Este evento ampliou substancialmente minha experiência em termos de diversidade evangélica. Ben Sasse, um historiador de Yale e presbiteriano reformado, foi o primeiro cristão que conheci a defender um argumento plausível para o batismo infantil, embora ele e eu discordássemos sobre essa questão. Mac Alford, um botânico de Cornell, foi o primeiro cristão que conheci que defendia a evolução — alg o que eu rejeitava na época.

E embora essas divergências fossem incômodas, pelo menos para mim, todos nós somos signatários do Pacto de Lausanne (que não assume posição sobre nenhuma dessas questões) e, portanto, já tínhamos nos comprometido a cooperar.

O Pacto de Lausanne oferece um arrazoado teológico de nossas diferenças — com base na crença subjacente de que essas diferenças podem ser intrinsecamente valiosas. Os líderes do congresso estavam insatisfeitos com uma comunidade pequena em concordância, e buscavam, em vez disso, uma comunidade maior que fosse capaz de transpor nossas diferenças.

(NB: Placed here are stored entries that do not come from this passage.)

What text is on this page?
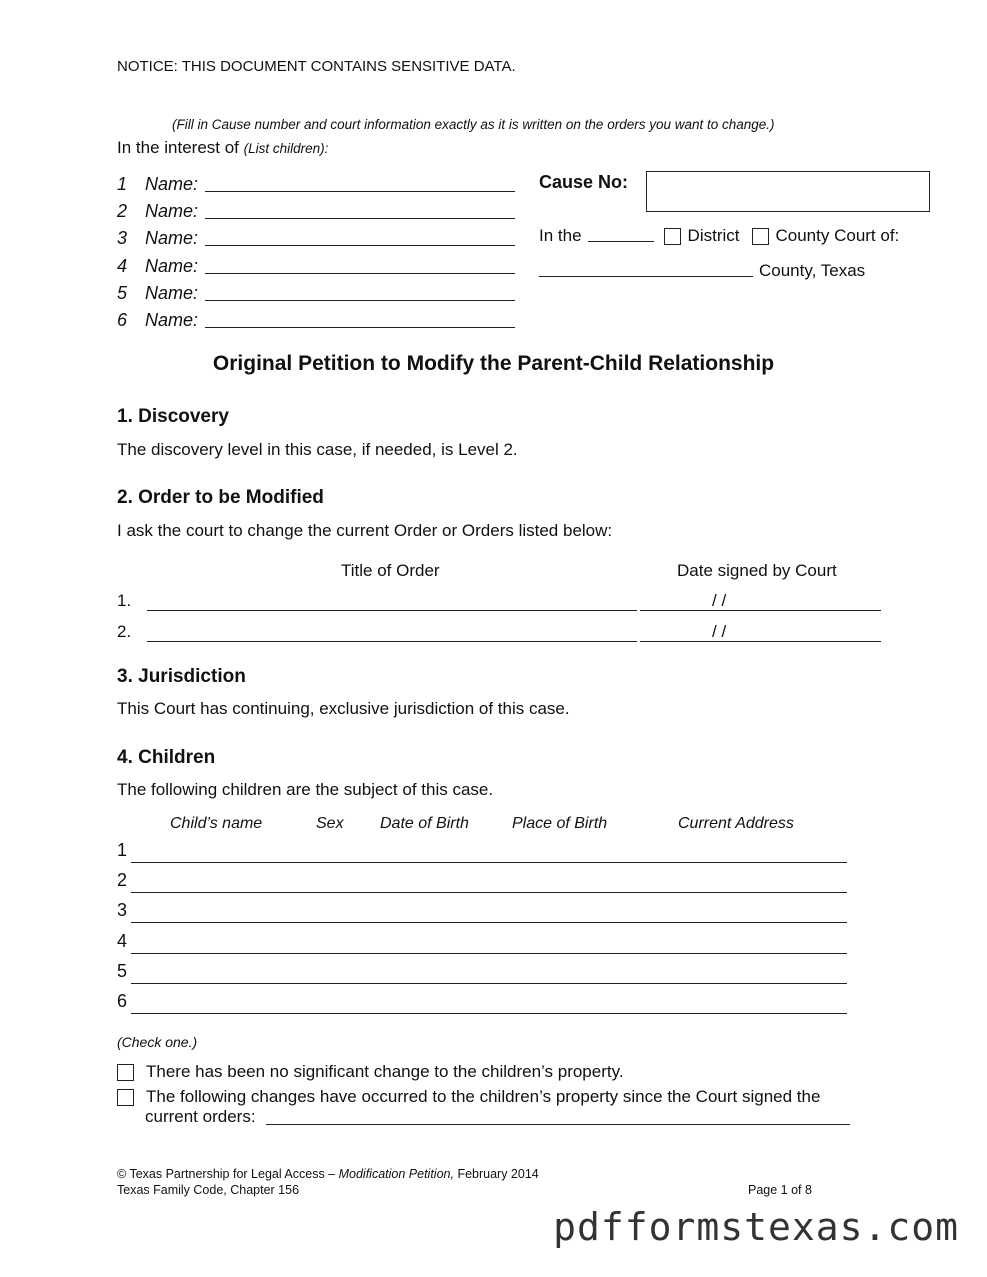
NOTICE: THIS DOCUMENT CONTAINS SENSITIVE DATA.
(Fill in Cause number and court information exactly as it is written on the orders you want to change.)
In the interest of (List children):
1 Name:
2 Name:
3 Name:
4 Name:
5 Name:
6 Name:
Cause No:
In the	District County Court of:
County, Texas
Original Petition to Modify the Parent-Child Relationship
1. Discovery
The discovery level in this case, if needed, is Level 2.
2. Order to be Modified
I ask the court to change the current Order or Orders listed below:
Title of Order	Date signed by Court
1.	/ /
2.	/ /
3. Jurisdiction
This Court has continuing, exclusive jurisdiction of this case.
4. Children
The following children are the subject of this case.
Child’s name	Sex Date of Birth	Place of Birth	Current Address
1
2
3
4
5
6
(Check one.)
There has been no significant change to the children’s property.
The following changes have occurred to the children’s property since the Court signed the
current orders:
© Texas Partnership for Legal Access – Modification Petition, February 2014
Texas Family Code, Chapter 156	Page 1 of 8
pdfformstexas.com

O pacto explica, usando o que Stott chamou de “uma tradução literal de Efésios 3.10”, que nossas diferentes visões sobre as Escrituras são um mecanismo por meio do qual a sabedoria de Deus é revelada a nós:

A revelação de Deus em Cristo e nas Escrituras é imutável. Por meio dela, o Espírito Santo ainda fala hoje. Ele ilumina as mentes do povo de Deus em todas as culturas para que percebam a sua verdade de uma forma nova, através de seus próprios olhos e, então, revela a toda a igreja cada vez mais da multiforme sabedoria de Deus.

Em vez de minimizar os limites doutrinários para alcançar uma paz falsa, o convite evangélico é para que possamos ler juntos nossas Bíblias, entender nossas diferenças e negociar — e essas disposições estavam claramente presentes na forma como o Pacto de Lausanne veio a existir.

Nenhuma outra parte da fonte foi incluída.